Mom freaked the fuck out.
“You can’t go to therapy yet! You can barely walk!” And then Mom got furious. “As soon as you’re good enough you’re going to try the Tutorial, aren’t you? Fucking hell! We almost lost your father in the monster attack and—” She froze.
Mark’s eyes were wide. His breath shallow. “Monster attack?” He connected a few dots. “The broken boat-thing while I was in a coma?”
Dad was quiet.
Mom was quiet, too.
Mark asked, “Trace and Devon are okay, right? I saw Devon but… I haven't seen Trace yet?” Mark rationalized, “But I never see him around the house outside of holidays anyway?”
Silence.
Dad said, “Trace lost a leg and an arm, but now that we’re first class citizens I signed him up for reconstructive magic, through the employee benefit program.”
Mark felt dizzy—
He realized something profound, and yet normal as fuck.

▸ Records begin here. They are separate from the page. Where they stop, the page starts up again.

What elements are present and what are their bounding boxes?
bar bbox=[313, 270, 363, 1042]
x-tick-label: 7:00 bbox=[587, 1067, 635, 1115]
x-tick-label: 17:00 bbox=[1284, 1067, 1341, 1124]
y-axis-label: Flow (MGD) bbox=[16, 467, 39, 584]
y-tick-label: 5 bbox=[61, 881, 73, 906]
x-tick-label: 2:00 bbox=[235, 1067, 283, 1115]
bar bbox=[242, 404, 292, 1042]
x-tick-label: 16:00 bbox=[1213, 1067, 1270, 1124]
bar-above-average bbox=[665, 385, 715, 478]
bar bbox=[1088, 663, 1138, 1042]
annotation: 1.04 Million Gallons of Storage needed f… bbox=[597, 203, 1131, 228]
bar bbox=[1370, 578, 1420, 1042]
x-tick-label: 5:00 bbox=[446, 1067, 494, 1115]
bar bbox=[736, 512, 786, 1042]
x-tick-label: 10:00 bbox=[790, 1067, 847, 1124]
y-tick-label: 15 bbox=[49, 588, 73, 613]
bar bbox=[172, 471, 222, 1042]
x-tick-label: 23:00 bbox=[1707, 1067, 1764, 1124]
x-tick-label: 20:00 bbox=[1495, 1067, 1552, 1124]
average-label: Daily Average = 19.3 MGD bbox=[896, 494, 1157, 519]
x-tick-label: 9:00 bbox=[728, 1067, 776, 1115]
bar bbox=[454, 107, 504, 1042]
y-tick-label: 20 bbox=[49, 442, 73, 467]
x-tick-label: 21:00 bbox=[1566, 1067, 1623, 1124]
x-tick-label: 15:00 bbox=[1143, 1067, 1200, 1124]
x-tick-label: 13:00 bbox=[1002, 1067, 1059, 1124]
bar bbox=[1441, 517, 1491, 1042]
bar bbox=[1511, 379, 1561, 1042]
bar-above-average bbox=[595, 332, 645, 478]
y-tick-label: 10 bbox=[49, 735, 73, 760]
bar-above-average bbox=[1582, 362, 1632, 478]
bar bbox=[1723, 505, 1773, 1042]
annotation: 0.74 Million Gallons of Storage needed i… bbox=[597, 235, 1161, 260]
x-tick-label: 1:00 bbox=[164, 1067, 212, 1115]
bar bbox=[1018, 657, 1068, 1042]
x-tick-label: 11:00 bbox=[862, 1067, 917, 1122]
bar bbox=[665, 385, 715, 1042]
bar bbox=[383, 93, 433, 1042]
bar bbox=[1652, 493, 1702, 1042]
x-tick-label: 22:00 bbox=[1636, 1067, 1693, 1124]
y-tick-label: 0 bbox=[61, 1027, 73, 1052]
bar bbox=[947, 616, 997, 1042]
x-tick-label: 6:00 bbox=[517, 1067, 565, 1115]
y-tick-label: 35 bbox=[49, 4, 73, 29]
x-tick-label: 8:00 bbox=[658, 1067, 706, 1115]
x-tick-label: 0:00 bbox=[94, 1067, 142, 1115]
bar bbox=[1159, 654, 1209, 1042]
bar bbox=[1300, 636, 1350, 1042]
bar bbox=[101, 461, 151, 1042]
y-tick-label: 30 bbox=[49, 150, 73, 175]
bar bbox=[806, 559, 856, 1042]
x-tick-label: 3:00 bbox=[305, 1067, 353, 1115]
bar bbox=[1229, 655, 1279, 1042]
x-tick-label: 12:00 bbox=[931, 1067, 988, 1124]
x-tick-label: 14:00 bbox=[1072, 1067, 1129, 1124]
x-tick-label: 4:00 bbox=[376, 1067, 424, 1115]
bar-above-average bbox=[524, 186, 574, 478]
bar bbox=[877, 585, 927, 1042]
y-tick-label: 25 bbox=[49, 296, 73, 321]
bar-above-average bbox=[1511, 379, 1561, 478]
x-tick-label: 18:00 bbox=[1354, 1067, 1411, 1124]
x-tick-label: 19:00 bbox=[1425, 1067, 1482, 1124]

Mark said, “It’s almost June. Kaiju season starts on June 15th. I need to be better before that, at least. Just in case.”
Mom and Dad were silent.
And then Mom said, “Physical Therapy is a good idea but… but only if you’re ready for it, honey. Orange City has survived decades of kaiju seasons so far without us needing to evacuate, and we can survive one more just fine.”
Mark had another concern. “Addashield was always one of the archmages present for kaiju season. Has he finished with his apprentice obligation yet?”
Dad shook his head, saying, “I don’t know, son.”
Mom restrained her anger. “I’m sure… he’s fine. He’s a 300 year old archmage. He’s fine.”